In those days, meals were served on flights. Proper, full meals with meat and potatoes and vegetables that seemed like a higher-class version of the TV dinners we saw advertised on TV. That first flight experience included the most wonderful sliced potatoes in a creamy sauce. I asked Mom what they were and she said “potatoes are rotten.” I argued that no, these were delicious, and asked again what they were called. It turned out she was saying “potatoes au gratin.” We had a good laugh once we finally understood what happened. I still chuckle when I see potatoes au gratin.

That trip was a peek into a world I hadn’t experienced yet. Traveling through the sky was amazing. The food, the service, the luxury! Not to mention, the opportunity to be someplace very far away in a few hours instead of driving for a few days. I imagined adult life would be filled with exciting and glamorous travel to thrilling destinations.

There were many flights after that first one, usually to Texas to visit Grandpa Ray, then eventually, to other places, some for work, some for leisure. Over time, food on domestic flights diminished from full hot meals to a sandwich and then pretty much disappeared, replaced by a bag of crackers. What was once exciting and hosted by a glamorous team of people who seemed larger than life became as ordinary as taking a bus staffed by average looking people. I miss the glamour and the sense that what was happening was special. I miss the young me that imagined my fancy adult life before my actual adult life stepped in and stomped all over it.

While flying to and from Korea on two different trips in 2000 and 2001, there was a taste of the old glamour and excitement. The Asian airline teams wore identical, impeccable uniforms that included a small hat. Seeing a line of beautiful attendants filing through the airport to the gates was like seeing a fashion show, especially when compared to the casual clusters of their American counterparts in mix-and-match attire. The food on the flight was restaurant quality, and there were hot towels. Near the end of the journey, the team led us in stretching exercises. It felt special and luxurious and exciting.

Once upon a Tennessee wedding.
When I was in high school and college, I imagined having a dressy, elegant life. It seems like evidence I was born in the wrong era. When I was married the first time, we had some of the glamour. Ex-husband #1 liked to dress up, and we had Christmas parties, ate at restaurants where people dressed nicely, and attended fancy New Year’s Eve parties in hotel ball rooms. If there is anything I miss from that marriage, it’s the nice times at dressy places. They just weren’t enough to offset all the bad things.  

Now the closest thing to luxury is attending the rare wedding or themed costume party fundraiser. The closet lies poised and ready. Sure, I could dress up at home, but it feels like desperate overkill, even for me, to be dressed for a formal party and watching TV alone. 

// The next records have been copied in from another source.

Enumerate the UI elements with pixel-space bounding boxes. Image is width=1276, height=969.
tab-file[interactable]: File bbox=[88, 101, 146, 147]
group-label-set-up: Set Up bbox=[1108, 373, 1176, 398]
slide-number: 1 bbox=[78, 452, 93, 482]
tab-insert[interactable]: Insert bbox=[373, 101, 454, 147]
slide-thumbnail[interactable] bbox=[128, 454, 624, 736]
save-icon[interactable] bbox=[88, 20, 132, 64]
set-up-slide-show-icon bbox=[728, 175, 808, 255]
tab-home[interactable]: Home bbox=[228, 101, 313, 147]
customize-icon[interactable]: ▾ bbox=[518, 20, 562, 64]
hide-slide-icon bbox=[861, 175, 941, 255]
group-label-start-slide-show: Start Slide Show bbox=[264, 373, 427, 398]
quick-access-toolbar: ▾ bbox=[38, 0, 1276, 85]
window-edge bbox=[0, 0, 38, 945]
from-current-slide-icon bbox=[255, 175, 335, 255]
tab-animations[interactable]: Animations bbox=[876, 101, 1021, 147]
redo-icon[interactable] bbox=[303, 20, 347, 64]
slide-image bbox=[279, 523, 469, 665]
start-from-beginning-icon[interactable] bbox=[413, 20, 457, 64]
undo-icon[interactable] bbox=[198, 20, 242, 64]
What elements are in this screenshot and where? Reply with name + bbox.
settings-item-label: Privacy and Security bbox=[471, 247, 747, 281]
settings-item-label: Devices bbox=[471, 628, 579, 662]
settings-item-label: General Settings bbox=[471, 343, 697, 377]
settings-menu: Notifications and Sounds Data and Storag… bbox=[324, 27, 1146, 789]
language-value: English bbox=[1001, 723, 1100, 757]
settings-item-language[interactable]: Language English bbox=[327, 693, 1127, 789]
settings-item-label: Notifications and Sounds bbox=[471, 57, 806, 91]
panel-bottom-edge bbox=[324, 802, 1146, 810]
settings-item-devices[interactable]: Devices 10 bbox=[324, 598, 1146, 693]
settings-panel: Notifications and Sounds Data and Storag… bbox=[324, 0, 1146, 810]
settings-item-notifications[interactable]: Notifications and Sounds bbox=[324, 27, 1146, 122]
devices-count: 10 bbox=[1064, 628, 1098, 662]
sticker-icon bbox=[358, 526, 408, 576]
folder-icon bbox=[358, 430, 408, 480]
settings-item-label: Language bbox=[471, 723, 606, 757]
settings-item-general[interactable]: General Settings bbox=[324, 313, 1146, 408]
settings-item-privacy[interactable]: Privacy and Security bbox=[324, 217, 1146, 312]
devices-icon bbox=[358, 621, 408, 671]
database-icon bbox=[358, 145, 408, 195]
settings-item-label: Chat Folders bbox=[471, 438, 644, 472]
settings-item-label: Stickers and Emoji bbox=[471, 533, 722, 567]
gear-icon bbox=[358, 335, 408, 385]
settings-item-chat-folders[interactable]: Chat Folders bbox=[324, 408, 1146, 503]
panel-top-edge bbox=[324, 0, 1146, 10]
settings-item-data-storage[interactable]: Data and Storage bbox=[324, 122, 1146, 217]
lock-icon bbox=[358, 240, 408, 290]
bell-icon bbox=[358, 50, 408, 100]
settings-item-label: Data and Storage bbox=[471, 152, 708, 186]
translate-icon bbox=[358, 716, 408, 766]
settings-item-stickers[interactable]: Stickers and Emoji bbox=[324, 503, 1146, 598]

When Mummu lived at Wallace Towers, which was largely populated by the elder set, she told me that when there were weddings on the afternoon soap operas, ladies in the building would dress up. They would shed their usual pull-on pants and track suits and don their finery. In the elevators, they would tell plainly dressed people that they were “going to a wedding,” and file into the community room to watch the episode. We thought this was incredibly funny, but I understand it now. I can’t wait to retire and find some old lady friends to dress up with on a weekday to watch a TV show. As long as I’m not the only one, any excuse at all will do, really.